Adultos no espectro
Raphael Bezerra da Silva é jornalista e portador do Espectro Austita
As neurodivergências, quando detectadas ainda na infância, podem não provocar transtornos tão significativos quanto a descoberta de determinados tipos de condições já na fase adulta da vida. Passar pela infância, adolescência e parte da vida adulta sem compreender seus comportamentos, especialmente os sociais, manias e comportamentos repetitivos geram, em muitos, uma frustração muito grande. Conhecido como TEA, o Transtorno do Espectro Autista, é uma condição plural que atinge pessoas de diversas classes sociais, gênero, cor e raça.
Depois de completar 27 anos e passar por uma profunda crise de depressão, o que incluiu a perda severa de peso, apagões, crises de pânico e afastamento de pessoas próximas e amadas, voltei correndo para os tratamentos psicológicos.

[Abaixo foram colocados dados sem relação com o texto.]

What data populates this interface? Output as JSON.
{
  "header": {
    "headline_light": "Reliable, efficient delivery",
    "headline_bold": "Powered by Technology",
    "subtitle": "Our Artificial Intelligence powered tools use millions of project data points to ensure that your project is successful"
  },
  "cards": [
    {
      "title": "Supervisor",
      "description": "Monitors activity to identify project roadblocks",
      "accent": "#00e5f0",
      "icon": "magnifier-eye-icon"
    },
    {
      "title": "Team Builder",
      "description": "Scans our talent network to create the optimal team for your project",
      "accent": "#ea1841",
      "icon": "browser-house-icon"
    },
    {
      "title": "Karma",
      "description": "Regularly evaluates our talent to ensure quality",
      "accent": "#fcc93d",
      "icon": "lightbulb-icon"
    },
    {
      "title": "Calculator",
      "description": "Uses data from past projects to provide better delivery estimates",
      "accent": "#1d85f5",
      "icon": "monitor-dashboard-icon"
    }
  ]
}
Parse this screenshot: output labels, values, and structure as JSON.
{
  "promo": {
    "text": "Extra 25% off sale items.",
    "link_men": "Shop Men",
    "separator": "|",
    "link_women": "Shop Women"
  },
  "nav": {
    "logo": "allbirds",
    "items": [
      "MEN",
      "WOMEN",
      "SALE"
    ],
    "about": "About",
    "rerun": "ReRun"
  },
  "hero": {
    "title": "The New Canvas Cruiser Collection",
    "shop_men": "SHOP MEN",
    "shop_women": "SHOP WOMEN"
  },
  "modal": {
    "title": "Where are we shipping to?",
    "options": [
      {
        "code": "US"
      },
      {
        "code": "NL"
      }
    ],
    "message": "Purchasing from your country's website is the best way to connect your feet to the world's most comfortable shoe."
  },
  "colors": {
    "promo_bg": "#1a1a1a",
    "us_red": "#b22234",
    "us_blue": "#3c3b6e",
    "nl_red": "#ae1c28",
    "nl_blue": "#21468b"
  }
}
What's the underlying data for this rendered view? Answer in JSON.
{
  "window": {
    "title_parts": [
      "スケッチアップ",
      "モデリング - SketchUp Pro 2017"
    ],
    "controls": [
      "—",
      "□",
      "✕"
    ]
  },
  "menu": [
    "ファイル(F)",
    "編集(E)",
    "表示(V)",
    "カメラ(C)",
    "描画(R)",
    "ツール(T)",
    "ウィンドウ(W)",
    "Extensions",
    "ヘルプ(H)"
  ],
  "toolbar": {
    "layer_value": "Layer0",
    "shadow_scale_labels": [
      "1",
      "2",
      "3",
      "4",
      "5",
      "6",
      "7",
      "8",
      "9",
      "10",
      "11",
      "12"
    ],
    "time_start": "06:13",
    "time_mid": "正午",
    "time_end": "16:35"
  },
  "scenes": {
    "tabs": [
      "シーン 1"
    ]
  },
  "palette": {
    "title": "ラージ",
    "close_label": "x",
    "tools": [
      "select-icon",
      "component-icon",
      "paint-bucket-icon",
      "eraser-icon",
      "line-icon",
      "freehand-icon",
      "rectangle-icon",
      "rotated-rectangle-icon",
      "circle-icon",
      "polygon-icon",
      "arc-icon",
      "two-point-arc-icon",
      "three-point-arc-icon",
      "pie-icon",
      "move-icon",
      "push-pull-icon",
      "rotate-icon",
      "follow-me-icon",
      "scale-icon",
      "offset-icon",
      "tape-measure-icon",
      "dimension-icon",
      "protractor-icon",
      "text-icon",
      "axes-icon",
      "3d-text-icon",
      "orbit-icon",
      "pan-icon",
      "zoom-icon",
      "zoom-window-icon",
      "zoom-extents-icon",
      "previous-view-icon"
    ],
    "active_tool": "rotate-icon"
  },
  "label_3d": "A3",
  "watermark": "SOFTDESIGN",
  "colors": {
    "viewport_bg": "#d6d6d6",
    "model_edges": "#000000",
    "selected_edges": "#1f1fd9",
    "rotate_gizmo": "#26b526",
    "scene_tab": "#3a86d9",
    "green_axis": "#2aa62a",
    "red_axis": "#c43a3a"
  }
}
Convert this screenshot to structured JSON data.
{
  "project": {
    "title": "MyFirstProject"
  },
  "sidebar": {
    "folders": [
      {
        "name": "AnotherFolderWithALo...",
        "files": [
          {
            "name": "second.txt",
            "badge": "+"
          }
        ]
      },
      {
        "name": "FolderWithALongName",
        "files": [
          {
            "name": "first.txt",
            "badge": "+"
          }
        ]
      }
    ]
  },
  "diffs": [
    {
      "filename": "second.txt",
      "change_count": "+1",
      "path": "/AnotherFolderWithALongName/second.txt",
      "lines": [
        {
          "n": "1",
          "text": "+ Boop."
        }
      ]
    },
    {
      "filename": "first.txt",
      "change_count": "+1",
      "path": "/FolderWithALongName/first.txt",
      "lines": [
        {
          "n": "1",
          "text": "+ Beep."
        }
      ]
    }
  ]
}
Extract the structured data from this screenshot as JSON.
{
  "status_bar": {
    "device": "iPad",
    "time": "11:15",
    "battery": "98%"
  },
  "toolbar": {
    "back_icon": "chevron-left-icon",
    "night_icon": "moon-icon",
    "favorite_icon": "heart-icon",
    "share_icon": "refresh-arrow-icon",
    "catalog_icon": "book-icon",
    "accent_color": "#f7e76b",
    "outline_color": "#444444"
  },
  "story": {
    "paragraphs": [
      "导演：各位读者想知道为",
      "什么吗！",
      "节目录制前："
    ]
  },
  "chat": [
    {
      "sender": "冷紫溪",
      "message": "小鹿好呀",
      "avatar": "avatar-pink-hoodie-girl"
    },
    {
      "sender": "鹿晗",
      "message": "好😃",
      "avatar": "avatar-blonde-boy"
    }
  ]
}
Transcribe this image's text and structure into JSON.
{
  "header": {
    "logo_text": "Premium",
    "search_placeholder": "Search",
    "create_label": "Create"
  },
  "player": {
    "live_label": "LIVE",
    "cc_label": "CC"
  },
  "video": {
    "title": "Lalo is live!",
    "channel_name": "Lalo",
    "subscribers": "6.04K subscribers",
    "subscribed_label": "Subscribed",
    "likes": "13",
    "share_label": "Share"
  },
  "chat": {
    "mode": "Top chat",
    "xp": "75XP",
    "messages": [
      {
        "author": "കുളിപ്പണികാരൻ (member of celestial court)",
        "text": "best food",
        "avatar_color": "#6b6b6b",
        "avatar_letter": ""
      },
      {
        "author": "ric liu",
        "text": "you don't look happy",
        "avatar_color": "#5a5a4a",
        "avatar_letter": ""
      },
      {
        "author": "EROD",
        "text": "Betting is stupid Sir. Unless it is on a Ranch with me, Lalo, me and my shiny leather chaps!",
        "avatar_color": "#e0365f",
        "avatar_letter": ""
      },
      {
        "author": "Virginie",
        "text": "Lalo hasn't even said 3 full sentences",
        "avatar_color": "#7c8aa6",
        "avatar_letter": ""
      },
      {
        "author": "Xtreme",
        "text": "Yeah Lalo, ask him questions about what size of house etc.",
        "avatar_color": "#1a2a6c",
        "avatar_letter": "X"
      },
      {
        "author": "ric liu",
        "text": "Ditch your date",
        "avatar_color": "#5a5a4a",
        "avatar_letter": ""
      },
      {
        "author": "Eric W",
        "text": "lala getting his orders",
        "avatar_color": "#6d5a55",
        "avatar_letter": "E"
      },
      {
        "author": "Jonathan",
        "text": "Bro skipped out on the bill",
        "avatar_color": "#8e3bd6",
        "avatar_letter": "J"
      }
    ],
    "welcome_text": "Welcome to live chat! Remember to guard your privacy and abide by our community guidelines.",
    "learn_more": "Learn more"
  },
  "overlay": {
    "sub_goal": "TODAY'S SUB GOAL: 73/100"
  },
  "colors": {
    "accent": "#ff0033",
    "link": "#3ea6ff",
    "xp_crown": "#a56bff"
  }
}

Minha primeira experiência em um consultório foi em 2016, depois de uma série de automutilações e desprazeres cotidianos. A dificuldade em lidar com perdas e mudanças sempre me atingiu de uma forma substancial. Ao longo das primeiras dez sessões, ficou muito claro que a minha principal demanda era a dificuldade em manter relações sociais próximas, dificuldade em fixar em trabalhos ou estudos.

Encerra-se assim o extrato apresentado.